Did you hear the one about the gathering of 40,000 Charedim in New York to protest against the immorality of the internet? They heard about it online.
The joke isn't too far from the surreal truth. In the sea of black-hatted men who filled the New York Mets baseball stadium last weekend to vent their fears that the internet is eroding the holiness of their community, many were tweeting about the event, and numerous live feeds enabled Charedim around the world to view it online.
For the liberal Jewish observer, it is impossible to view the Charedi approach to technology without a heavy sense of humour and paradox. Indeed, when a rabbi orders his followers to burn their mobile phones or someone creates a "kosher" Facebook that allows the religious to network without "meeting" members of the opposite sex, it all smacks of the work of a clever comedian.
We may laugh, but it's not necessarily because we disagree with the moral message. It's a practical issue: our lives are often so saturated in technology that anyone who questions this looks absurd. So distant are we from the archaic Orthodox world-view on this subject that it is as if someone is asking whether or not we should eat or sleep.
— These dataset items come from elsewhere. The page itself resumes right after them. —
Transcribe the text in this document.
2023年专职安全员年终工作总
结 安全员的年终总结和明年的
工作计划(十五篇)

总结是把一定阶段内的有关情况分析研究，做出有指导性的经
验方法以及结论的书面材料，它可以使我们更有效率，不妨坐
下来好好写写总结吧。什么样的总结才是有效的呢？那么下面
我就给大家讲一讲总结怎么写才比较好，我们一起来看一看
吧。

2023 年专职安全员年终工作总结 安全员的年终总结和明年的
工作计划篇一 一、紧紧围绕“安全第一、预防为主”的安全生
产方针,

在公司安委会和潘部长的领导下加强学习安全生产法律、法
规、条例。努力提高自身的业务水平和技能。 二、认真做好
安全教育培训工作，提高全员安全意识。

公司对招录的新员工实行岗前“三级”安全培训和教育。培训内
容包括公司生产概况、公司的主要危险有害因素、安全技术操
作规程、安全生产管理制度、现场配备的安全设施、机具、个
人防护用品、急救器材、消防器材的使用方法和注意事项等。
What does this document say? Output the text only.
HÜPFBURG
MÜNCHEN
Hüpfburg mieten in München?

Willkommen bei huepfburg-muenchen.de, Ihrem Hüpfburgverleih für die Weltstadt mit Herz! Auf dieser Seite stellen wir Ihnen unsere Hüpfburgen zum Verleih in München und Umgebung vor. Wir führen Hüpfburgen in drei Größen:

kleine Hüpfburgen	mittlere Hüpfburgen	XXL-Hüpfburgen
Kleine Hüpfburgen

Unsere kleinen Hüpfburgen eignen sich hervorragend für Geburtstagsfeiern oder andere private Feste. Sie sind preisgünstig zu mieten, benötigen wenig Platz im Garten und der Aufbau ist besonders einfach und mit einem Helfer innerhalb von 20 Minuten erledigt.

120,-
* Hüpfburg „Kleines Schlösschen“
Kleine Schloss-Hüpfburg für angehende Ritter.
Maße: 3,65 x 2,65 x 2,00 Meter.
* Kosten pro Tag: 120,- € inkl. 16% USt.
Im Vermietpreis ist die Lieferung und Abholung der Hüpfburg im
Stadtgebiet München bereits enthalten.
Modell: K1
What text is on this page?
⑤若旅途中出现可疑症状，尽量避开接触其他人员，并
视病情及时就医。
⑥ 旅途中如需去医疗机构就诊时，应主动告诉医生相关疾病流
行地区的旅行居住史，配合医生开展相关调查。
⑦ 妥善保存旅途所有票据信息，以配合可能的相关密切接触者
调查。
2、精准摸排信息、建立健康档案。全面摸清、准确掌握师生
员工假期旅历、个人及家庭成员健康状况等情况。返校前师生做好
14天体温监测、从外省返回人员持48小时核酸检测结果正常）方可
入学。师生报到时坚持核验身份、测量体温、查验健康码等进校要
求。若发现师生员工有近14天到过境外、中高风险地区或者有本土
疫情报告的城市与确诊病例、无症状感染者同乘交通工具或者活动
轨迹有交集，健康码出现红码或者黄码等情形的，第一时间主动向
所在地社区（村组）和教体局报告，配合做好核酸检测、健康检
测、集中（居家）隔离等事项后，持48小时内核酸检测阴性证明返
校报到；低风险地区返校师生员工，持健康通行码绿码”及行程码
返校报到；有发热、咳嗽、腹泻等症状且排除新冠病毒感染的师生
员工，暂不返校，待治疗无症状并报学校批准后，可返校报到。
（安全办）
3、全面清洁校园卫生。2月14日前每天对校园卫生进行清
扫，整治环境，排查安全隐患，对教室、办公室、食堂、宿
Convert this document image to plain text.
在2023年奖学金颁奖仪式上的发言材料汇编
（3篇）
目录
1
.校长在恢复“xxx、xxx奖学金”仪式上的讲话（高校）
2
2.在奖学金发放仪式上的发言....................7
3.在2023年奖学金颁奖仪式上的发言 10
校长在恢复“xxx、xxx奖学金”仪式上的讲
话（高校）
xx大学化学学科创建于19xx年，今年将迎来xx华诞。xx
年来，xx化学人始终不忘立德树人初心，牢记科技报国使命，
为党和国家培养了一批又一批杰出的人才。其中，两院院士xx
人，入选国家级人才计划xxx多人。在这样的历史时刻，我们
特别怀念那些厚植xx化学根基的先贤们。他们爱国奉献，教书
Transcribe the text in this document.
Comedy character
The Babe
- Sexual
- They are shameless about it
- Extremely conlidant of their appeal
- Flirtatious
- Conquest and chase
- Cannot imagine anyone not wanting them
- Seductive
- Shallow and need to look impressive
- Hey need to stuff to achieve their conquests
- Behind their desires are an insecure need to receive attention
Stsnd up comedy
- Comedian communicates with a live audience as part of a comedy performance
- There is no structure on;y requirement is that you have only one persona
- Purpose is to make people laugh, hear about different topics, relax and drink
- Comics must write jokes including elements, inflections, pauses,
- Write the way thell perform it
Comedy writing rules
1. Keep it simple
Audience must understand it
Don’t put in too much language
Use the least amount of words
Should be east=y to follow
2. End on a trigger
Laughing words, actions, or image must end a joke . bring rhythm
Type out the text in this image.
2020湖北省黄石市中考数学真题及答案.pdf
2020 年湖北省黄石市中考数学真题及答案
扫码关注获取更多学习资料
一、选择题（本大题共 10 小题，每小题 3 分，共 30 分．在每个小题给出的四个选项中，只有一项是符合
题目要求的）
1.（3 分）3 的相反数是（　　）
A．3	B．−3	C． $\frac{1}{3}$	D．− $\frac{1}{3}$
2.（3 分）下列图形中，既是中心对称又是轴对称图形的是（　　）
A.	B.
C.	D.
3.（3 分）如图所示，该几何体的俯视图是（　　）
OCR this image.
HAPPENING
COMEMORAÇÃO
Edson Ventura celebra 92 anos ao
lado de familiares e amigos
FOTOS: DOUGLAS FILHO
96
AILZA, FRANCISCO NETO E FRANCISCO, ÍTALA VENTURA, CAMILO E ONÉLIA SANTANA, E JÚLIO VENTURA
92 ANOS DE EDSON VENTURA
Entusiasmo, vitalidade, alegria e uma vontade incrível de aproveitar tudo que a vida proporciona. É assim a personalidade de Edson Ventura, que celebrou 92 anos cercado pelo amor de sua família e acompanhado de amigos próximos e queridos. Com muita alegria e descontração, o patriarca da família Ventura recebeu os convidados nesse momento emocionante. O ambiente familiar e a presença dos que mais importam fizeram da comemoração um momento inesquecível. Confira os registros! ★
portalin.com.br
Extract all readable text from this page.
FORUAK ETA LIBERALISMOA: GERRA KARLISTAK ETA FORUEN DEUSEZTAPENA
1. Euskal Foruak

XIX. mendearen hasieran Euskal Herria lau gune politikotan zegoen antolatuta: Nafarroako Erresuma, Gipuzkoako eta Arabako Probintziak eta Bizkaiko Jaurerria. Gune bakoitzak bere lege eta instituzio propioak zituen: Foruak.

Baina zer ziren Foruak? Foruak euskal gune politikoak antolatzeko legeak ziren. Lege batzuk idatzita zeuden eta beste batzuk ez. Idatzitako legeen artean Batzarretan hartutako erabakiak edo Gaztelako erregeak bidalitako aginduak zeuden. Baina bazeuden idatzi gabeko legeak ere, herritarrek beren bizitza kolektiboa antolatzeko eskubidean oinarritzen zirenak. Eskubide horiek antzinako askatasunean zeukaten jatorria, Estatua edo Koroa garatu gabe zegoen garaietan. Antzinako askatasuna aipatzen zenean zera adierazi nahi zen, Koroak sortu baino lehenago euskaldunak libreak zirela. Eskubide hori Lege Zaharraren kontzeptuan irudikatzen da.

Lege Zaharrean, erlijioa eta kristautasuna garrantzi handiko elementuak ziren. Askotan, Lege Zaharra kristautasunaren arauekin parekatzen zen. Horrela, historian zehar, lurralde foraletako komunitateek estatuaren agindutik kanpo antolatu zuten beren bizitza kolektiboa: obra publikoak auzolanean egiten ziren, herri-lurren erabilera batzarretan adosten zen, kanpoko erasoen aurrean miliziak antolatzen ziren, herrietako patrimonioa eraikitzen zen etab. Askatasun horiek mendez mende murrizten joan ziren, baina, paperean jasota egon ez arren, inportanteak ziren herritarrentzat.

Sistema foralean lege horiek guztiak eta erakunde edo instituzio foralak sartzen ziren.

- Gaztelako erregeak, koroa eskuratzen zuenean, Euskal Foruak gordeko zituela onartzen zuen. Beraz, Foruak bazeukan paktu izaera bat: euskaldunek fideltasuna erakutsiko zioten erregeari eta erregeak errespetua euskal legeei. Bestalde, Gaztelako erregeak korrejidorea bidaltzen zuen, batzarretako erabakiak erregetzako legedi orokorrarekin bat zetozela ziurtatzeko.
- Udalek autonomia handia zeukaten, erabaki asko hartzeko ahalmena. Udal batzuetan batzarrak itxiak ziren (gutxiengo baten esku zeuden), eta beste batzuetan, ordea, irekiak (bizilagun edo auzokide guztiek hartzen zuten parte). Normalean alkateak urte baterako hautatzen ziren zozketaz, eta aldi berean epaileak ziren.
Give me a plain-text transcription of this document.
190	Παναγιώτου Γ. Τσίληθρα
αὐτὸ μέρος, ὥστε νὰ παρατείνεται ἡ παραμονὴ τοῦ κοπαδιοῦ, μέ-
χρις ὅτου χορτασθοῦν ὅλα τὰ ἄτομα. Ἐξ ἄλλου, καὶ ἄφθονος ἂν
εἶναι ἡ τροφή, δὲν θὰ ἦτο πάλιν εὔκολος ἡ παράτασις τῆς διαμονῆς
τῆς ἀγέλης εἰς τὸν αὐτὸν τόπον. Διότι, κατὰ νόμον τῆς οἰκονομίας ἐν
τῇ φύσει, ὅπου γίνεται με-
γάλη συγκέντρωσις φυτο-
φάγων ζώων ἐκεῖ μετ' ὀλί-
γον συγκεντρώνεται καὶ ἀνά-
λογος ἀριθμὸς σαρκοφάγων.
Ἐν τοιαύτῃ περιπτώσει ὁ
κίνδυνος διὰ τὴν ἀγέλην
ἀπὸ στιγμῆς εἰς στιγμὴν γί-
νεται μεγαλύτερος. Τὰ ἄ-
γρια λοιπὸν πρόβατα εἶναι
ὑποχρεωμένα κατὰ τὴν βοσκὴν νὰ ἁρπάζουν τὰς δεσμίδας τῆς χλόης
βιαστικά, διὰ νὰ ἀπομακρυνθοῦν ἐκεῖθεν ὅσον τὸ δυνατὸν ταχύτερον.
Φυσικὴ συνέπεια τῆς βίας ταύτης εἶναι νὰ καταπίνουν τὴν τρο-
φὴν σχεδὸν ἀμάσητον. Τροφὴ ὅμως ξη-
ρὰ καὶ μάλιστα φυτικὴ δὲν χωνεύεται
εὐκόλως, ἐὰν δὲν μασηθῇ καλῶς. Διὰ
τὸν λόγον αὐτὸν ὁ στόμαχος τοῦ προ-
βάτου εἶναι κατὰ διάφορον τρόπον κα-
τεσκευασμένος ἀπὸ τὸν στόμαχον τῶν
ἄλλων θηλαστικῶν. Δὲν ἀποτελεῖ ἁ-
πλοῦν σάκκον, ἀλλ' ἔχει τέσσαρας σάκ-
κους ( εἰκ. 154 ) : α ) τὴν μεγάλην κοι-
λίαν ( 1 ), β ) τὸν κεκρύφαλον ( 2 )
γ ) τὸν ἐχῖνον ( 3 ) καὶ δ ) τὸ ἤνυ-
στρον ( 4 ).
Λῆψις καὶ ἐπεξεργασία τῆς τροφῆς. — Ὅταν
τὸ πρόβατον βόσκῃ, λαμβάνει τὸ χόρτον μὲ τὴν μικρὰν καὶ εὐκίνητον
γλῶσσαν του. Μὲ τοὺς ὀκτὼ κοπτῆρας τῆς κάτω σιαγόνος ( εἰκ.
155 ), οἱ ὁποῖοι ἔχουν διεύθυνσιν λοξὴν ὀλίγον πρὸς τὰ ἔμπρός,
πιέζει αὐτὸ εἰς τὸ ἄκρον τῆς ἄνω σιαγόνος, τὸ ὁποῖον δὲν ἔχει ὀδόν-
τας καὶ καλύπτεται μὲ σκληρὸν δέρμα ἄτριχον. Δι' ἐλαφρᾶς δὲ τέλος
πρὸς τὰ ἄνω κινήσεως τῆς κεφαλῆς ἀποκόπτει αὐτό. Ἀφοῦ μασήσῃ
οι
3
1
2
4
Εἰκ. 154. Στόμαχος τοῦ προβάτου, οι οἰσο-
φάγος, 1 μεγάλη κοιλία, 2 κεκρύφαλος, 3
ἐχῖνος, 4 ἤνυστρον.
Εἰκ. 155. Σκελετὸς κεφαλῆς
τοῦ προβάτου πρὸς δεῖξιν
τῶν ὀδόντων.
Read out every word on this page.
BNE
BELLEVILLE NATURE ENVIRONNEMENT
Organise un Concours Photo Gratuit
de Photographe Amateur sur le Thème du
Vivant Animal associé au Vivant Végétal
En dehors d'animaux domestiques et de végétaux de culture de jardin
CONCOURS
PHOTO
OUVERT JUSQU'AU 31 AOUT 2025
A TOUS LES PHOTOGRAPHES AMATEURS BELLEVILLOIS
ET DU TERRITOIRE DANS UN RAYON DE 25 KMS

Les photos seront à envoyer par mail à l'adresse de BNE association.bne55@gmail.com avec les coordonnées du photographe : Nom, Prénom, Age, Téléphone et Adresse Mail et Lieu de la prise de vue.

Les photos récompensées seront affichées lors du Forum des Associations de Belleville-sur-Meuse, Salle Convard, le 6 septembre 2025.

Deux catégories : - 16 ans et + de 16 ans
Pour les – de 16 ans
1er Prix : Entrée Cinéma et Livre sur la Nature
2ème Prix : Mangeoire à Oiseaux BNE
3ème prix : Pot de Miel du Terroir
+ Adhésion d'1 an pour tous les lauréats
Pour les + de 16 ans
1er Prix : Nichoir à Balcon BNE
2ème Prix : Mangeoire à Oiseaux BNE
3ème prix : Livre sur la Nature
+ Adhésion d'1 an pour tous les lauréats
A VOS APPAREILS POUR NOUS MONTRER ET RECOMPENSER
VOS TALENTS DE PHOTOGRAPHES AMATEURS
But the Charedim do not have a monopoly on absurdity in relation to technology. Last week, Mark Zuckerberg presided over the flotation of Facebook, creating one of the world's highest-valued companies. However you look at it, there is a delightful symmetry between the very Jewish drive to master new forms of knowledge and the Charedi priority to master its ancient forms. And if we are to believe Harry Ostrer, an US geneticist and author of a book on the "Jewish" genetic signature, it may not be coincidental. The idea that the very same genetic code that draws Charedim away from technology drives other Jews towards it is an irresistibly Jewish - and also amusing - paradox.
The less amusing aspect of the Charedi anti-technology campaign is that, in some cases, there is a darker motive. The internet has allowed those who have suffered abuse to break through the wall of silence that encircles the Charedi community and make their horror stories known. The result has been a flood of successful convictions, and while many abusers are still being protected, the web remains a crucial outlet for a community that lacks accountability.
Shameful cover-ups aside, resistance to the democratisation of information seems to run hard against the message contained within Tikkun Olam (healing the world). This moral invective requires a knowledge of what is happening beyond one's own sphere of existence, something that the web arguably facilitates better than any other media.
And yet, within the Charedim's doomed last stand against global culture 2.0, there is a profound insight to which all paid-up "users" should be paying urgent attention. Consider the web as a source of pleasure and social life, and then pause over the words of one of the speakers, Rabbi Efraim Wachsman. "The internet is about the moment, the fleeting… a source of instant gratification."
Plenty of wise commentators outside the Charedi world agree with the essence of this. In his book about online dating, Liquid Love, sociologist Zygmunt Bauman describes human-to-human relationships online as profoundly unstable, because "you can always press 'delete'." The result of online dating, he says, is that love is becoming fragile and emaciated, haunted by the thought that there might be someone better to "invest" your time in just around the corner.
Much has been said about the oxymoronic implications of the phrase "social media", and it should come as no surprise that those groups that are probably the truest "communities", such as the Charedim, object most to the false familiarity and narcissism of web-worlds such as Facebook. In the words of Manuel Castells, the world's foremost communications scholar: "Our societies are increasingly structured around the bipolar opposition of the Net and the Self". Together with Rabbi Wachsman, I'll leave you to work out the implications of that.